I meant every word as written. OGS advertises Leela 9006c708 with 1600 visits, but the actual OGS review is much weaker. Anyone can verify this with a little effort.

This is a misunderstanding. The fact that move 81 is a blunder is prior knowledge. I don’t blame you if it’s not obvious; I failed to read it during the game But in the game, white captures a large group. If black plays correctly, the group survives.

Leela should see this, and it does! But not on OGS.

Indeed. But that is not what’s happening as far as I can see.

Eugene · June 8, 2019, 9:26am

Fantastic. With this clarity, let’s focus on that.

I’m going to make sure I have the same network, then look at the same moves and see if we are seeing the same thing.

Eugene · June 8, 2019, 10:28am

By focussing on Move 80 I found the problem you are describing.

@anoek I can confirm that running LZ with the stated network gives a -54% swing for black on Move 80, M6 (as shown in the referred to pictures from @Deep_Scholar).

However, the OGS graph shows black’s Move 80, M6, as +9.4.

Because the shape of the graph OGS gives is “basically” right, it appears there’s some “showing the wrong move” issue going on. IE it looks like the %-to-win data has got out of sync.

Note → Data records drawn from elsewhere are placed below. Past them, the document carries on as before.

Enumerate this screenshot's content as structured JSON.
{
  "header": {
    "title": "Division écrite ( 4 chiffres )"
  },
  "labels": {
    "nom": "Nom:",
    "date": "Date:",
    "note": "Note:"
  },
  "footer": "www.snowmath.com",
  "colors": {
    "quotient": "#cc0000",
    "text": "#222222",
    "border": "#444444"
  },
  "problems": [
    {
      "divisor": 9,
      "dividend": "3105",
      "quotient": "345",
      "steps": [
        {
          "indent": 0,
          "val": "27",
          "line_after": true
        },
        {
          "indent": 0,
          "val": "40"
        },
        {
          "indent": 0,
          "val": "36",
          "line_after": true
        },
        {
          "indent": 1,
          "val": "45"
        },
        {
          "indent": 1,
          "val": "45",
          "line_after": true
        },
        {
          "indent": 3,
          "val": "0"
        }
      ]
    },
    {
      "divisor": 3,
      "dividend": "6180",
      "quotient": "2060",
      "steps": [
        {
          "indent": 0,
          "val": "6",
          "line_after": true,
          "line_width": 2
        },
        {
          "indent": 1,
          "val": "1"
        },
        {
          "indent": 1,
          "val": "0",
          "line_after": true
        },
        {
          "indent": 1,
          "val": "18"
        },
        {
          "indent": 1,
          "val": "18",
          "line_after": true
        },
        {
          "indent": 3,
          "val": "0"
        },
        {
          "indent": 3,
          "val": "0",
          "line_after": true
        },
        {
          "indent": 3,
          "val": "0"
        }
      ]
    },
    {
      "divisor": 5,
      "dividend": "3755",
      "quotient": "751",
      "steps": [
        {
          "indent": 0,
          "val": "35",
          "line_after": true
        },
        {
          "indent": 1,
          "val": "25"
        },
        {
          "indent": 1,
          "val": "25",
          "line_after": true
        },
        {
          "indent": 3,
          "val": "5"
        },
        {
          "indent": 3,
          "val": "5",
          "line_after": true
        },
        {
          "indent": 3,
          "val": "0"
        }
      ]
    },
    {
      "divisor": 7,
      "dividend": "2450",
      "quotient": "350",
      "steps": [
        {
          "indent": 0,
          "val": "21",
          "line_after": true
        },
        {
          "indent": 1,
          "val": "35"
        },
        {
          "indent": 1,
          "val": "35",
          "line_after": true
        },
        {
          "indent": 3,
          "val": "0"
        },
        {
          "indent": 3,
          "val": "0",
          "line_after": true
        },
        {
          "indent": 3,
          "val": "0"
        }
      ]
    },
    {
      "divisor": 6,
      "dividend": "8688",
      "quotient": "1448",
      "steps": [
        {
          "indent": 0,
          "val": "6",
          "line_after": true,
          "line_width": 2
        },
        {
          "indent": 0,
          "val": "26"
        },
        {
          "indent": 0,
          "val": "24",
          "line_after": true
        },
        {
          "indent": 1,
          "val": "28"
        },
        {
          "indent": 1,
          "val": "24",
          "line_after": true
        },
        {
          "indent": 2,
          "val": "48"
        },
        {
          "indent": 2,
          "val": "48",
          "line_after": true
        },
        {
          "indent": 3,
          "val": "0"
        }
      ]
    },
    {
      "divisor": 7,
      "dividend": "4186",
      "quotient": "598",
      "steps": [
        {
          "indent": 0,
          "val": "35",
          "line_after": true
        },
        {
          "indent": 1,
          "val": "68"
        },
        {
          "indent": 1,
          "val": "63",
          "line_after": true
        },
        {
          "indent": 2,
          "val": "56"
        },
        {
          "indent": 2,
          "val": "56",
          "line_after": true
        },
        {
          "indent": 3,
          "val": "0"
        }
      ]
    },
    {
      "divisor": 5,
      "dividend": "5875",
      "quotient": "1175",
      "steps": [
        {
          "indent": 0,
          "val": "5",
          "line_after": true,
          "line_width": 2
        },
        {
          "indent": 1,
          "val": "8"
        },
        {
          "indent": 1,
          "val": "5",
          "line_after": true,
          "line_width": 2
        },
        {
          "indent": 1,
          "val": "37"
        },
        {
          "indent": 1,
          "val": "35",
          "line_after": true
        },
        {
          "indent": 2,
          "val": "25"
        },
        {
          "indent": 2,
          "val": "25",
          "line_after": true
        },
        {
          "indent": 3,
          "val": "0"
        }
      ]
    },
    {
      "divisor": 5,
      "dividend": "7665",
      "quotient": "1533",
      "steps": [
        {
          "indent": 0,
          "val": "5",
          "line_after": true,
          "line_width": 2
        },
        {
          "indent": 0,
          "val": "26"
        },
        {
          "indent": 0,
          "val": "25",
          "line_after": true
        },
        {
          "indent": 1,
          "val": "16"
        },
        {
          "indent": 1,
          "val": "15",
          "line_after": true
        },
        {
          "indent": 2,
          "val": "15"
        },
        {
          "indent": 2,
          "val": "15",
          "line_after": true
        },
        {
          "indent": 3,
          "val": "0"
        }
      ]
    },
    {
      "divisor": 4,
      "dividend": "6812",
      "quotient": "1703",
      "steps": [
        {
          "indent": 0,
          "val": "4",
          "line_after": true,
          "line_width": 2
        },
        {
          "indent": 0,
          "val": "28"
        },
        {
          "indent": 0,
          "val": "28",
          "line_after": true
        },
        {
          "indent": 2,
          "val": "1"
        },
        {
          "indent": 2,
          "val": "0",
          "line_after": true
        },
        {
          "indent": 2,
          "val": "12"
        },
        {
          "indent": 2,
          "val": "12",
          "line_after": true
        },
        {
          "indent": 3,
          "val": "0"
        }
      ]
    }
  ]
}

(If this is the case, we should be able to find where in the game that happened … it’s a little hard because at the beginning of the game the %-to-win of each move is similar, but … I will see what I can see there, maybe others will too)

EuG

anoek · June 8, 2019, 3:30pm

Alrighty I think I’m understanding things a little better now, sorry Animiral, been a busy week I’ll look into it more in the coming days to figure out why there’s the apparent shift there.

I’m not exactly sure what I’m looking at at lizzie, when I go from move 80 to 81, there’s a huge point drop of the graph in lizzie, yet the bar graphs up top don’t change until the next move.

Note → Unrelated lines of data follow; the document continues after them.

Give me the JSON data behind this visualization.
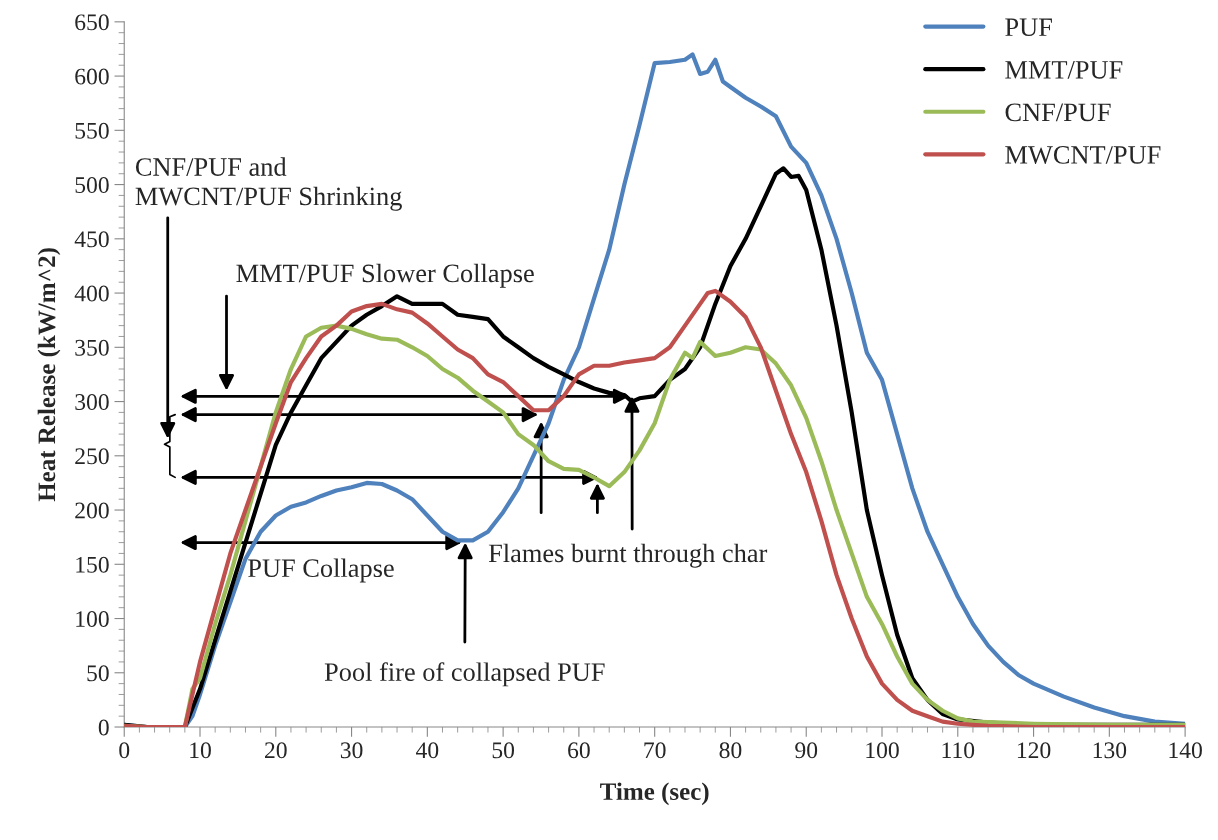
{
  "chart_data": {
    "type": "line",
    "xlabel": "Time (sec)",
    "ylabel": "Heat Release (kW/m^2)",
    "xlim": [
      0,
      140
    ],
    "xticks": [
      0,
      10,
      20,
      30,
      40,
      50,
      60,
      70,
      80,
      90,
      100,
      110,
      120,
      130,
      140
    ],
    "ylim": [
      0,
      650
    ],
    "yticks": [
      0,
      50,
      100,
      150,
      200,
      250,
      300,
      350,
      400,
      450,
      500,
      550,
      600,
      650
    ],
    "grid": false,
    "legend": "top right",
    "marker": "none",
    "line_style": "solid",
    "series": [
      {
        "name": "PUF",
        "color": "#4f81bd",
        "x": [
          0,
          3,
          8,
          9,
          10,
          12,
          14,
          16,
          18,
          20,
          22,
          24,
          26,
          28,
          30,
          32,
          34,
          36,
          38,
          40,
          42,
          44,
          46,
          48,
          50,
          52,
          54,
          56,
          58,
          60,
          62,
          64,
          66,
          68,
          70,
          72,
          74,
          75,
          76,
          77,
          78,
          79,
          80,
          82,
          84,
          86,
          88,
          90,
          92,
          94,
          96,
          98,
          100,
          102,
          104,
          106,
          108,
          110,
          112,
          114,
          116,
          118,
          120,
          124,
          128,
          132,
          136,
          140
        ],
        "values": [
          2,
          0,
          0,
          10,
          30,
          75,
          115,
          155,
          180,
          195,
          203,
          207,
          213,
          218,
          221,
          225,
          224,
          218,
          210,
          195,
          180,
          172,
          172,
          180,
          198,
          220,
          250,
          280,
          320,
          350,
          395,
          440,
          500,
          555,
          612,
          613,
          615,
          620,
          602,
          604,
          615,
          595,
          590,
          580,
          572,
          563,
          535,
          520,
          490,
          450,
          400,
          345,
          320,
          270,
          220,
          180,
          150,
          120,
          95,
          75,
          60,
          48,
          40,
          28,
          18,
          10,
          5,
          3
        ]
      },
      {
        "name": "MMT/PUF",
        "color": "#000000",
        "x": [
          0,
          3,
          8,
          10,
          12,
          14,
          16,
          18,
          20,
          22,
          24,
          26,
          28,
          30,
          32,
          34,
          36,
          38,
          40,
          42,
          44,
          46,
          48,
          50,
          52,
          54,
          56,
          58,
          60,
          62,
          64,
          66,
          67,
          68,
          70,
          72,
          74,
          76,
          78,
          80,
          82,
          84,
          86,
          87,
          88,
          89,
          90,
          92,
          94,
          96,
          98,
          100,
          102,
          104,
          106,
          108,
          110,
          114,
          120,
          130,
          140
        ],
        "values": [
          2,
          0,
          0,
          35,
          80,
          125,
          170,
          215,
          260,
          290,
          315,
          340,
          355,
          370,
          380,
          388,
          397,
          390,
          390,
          390,
          380,
          378,
          376,
          360,
          350,
          340,
          332,
          325,
          318,
          312,
          308,
          306,
          300,
          303,
          305,
          320,
          330,
          350,
          390,
          425,
          450,
          480,
          510,
          515,
          507,
          508,
          495,
          440,
          370,
          290,
          200,
          140,
          85,
          45,
          25,
          12,
          7,
          4,
          2,
          2,
          2
        ]
      },
      {
        "name": "CNF/PUF",
        "color": "#9bbb59",
        "x": [
          0,
          3,
          8,
          9,
          10,
          12,
          14,
          16,
          18,
          20,
          22,
          24,
          26,
          28,
          30,
          32,
          34,
          36,
          38,
          40,
          42,
          44,
          46,
          48,
          50,
          52,
          54,
          56,
          58,
          60,
          62,
          64,
          66,
          68,
          70,
          72,
          74,
          75,
          76,
          78,
          80,
          82,
          84,
          86,
          88,
          90,
          92,
          94,
          96,
          98,
          100,
          102,
          104,
          106,
          108,
          110,
          112,
          120,
          130,
          140
        ],
        "values": [
          1,
          0,
          0,
          35,
          45,
          95,
          140,
          190,
          240,
          290,
          330,
          360,
          368,
          370,
          367,
          362,
          358,
          357,
          350,
          342,
          330,
          322,
          310,
          300,
          290,
          270,
          260,
          245,
          238,
          237,
          230,
          222,
          235,
          255,
          280,
          320,
          345,
          340,
          355,
          342,
          345,
          350,
          348,
          335,
          315,
          285,
          245,
          200,
          160,
          120,
          95,
          65,
          40,
          25,
          15,
          8,
          5,
          3,
          2,
          2
        ]
      },
      {
        "name": "MWCNT/PUF",
        "color": "#c0504d",
        "x": [
          0,
          3,
          8,
          10,
          12,
          14,
          16,
          18,
          20,
          22,
          24,
          26,
          28,
          30,
          32,
          34,
          36,
          38,
          40,
          42,
          44,
          46,
          48,
          50,
          52,
          54,
          56,
          58,
          60,
          62,
          64,
          66,
          68,
          70,
          72,
          74,
          76,
          77,
          78,
          80,
          82,
          84,
          86,
          88,
          90,
          92,
          94,
          96,
          98,
          100,
          102,
          104,
          106,
          108,
          110,
          114,
          120,
          140
        ],
        "values": [
          1,
          0,
          0,
          60,
          110,
          160,
          200,
          240,
          280,
          318,
          340,
          360,
          370,
          383,
          388,
          390,
          385,
          382,
          372,
          360,
          348,
          340,
          325,
          318,
          305,
          292,
          292,
          305,
          325,
          333,
          333,
          336,
          338,
          340,
          350,
          370,
          390,
          400,
          402,
          392,
          378,
          350,
          310,
          270,
          235,
          190,
          140,
          100,
          65,
          40,
          25,
          15,
          10,
          5,
          3,
          1,
          0,
          0
        ]
      }
    ],
    "annotations": [
      "CNF/PUF and\nMWCNT/PUF Shrinking",
      "MMT/PUF Slower Collapse",
      "PUF Collapse",
      {
        "text": "Flames burnt through char",
        "x": 67,
        "y": 305
      },
      {
        "text": "Pool fire of collapsed PUF",
        "x": 45,
        "y": 170
      }
    ]
  }
}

Eugene · June 8, 2019, 4:03pm

I think that Lizzie has its own problem in this respect, confounding our analysis of this bug.

As you say, the bar charts in Lizzie are for the turn prior. Seems like a bug to me.

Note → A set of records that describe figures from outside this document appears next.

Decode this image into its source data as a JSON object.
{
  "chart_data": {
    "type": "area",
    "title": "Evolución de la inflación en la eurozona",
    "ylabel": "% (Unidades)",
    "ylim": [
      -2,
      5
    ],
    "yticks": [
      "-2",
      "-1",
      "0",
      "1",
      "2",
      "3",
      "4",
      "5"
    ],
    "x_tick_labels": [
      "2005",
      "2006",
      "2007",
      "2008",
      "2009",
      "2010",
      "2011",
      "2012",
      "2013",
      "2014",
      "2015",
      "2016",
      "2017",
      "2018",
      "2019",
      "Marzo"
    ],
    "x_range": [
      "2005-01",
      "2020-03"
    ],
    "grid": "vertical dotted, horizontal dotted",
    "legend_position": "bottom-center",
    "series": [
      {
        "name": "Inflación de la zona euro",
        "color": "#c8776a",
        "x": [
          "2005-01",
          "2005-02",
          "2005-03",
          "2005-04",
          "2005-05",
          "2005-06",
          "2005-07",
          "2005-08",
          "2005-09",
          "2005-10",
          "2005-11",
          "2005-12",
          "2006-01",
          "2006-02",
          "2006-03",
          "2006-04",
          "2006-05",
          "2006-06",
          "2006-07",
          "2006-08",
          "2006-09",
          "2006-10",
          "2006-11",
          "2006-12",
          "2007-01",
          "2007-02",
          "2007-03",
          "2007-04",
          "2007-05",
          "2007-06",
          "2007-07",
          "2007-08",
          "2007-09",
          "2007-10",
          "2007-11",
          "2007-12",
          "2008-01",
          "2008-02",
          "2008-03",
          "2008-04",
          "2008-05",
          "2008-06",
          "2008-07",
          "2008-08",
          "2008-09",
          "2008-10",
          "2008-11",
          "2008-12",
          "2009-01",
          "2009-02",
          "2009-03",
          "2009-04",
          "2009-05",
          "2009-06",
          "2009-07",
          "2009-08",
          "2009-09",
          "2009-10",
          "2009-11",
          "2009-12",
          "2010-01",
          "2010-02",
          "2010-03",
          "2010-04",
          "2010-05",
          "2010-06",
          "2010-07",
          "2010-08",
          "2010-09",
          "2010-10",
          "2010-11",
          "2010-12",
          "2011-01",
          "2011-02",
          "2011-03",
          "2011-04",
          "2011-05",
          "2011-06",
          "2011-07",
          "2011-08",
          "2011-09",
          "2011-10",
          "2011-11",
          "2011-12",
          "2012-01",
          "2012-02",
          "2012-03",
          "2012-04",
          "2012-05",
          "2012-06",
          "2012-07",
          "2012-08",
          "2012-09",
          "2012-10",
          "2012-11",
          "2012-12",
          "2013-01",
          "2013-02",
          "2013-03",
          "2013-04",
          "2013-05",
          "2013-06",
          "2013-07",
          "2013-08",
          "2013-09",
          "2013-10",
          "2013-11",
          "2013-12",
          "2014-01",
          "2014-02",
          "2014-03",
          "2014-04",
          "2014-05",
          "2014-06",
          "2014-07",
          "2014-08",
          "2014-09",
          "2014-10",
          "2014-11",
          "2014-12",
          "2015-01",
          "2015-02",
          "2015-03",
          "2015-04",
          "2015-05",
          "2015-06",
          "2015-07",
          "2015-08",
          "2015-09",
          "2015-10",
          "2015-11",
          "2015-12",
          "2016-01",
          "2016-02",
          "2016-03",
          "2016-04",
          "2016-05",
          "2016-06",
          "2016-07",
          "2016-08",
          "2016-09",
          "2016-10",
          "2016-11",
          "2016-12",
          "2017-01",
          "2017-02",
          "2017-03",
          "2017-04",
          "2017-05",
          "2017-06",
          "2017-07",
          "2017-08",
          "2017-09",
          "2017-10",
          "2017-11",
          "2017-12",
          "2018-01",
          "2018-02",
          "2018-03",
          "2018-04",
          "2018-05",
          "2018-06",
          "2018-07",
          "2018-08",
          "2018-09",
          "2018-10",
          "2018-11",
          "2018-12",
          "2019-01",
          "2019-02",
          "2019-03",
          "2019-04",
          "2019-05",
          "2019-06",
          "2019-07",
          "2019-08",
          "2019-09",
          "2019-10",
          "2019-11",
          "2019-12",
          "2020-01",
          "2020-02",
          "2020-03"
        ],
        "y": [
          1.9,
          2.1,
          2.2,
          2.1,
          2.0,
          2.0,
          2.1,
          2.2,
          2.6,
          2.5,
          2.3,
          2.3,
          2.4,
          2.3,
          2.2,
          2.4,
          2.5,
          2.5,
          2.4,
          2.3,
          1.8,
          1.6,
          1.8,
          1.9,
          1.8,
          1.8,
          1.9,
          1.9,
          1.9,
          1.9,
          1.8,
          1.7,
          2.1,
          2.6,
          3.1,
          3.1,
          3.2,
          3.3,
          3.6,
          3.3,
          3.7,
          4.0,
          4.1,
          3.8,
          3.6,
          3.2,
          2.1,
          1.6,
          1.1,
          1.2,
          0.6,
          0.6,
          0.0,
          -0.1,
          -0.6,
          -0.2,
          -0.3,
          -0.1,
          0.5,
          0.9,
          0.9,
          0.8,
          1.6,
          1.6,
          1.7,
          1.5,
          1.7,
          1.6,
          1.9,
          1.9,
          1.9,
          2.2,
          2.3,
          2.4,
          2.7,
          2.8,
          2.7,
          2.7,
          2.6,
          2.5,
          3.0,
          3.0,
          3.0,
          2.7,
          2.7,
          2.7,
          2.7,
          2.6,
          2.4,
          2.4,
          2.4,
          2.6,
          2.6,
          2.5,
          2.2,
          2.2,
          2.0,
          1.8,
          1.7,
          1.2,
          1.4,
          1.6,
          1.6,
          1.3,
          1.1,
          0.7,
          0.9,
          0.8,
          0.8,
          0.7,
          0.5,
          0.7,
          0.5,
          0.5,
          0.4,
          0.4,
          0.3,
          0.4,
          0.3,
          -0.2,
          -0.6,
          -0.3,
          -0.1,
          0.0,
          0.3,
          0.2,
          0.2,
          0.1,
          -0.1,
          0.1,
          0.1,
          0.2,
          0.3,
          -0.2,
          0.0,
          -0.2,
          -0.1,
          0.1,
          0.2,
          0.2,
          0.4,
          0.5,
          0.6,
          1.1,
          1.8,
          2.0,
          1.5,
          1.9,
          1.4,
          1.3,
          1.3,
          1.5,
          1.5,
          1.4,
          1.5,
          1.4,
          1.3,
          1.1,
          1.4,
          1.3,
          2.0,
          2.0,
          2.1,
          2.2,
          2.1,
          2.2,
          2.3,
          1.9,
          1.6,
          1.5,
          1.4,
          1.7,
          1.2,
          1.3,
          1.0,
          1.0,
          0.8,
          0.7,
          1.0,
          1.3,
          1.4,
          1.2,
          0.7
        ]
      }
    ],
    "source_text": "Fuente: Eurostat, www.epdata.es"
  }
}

Bernhard · June 9, 2019, 3:23pm

Not sure if this has been adressed already, just leaving two quick suggestions here:

If the game times out at move 0, before anybody plays a move, an AI review is really not necessary, and should be disabled by default
If 2 supporters are playing each other, 2 separate reviews are queued, which seems excessive. Only one (the better one) should be done.

square_fuseki · June 9, 2019, 8:07pm

I have suggestion:
after game is finished, players should instantly see who Leela Zero thinks is won. On timeouts especially. Sometimes people assume they won just because opponent mistakenly resign.

Just % of 1 last move with no move suggestions for both supporters and not-supporters before full review.

Eugene · June 9, 2019, 11:36pm

Is this suggestion like “finally, we can quickly get an AI to tell the players how the scoring should go?”

I wonder if LZ can be fired up quickly enough to contribute to the scoring phase with this judgement. It’d be awesome.

Or did you mean after the scoring - as an indication whether a resignation was a “good call”. Even that would be useful I agree.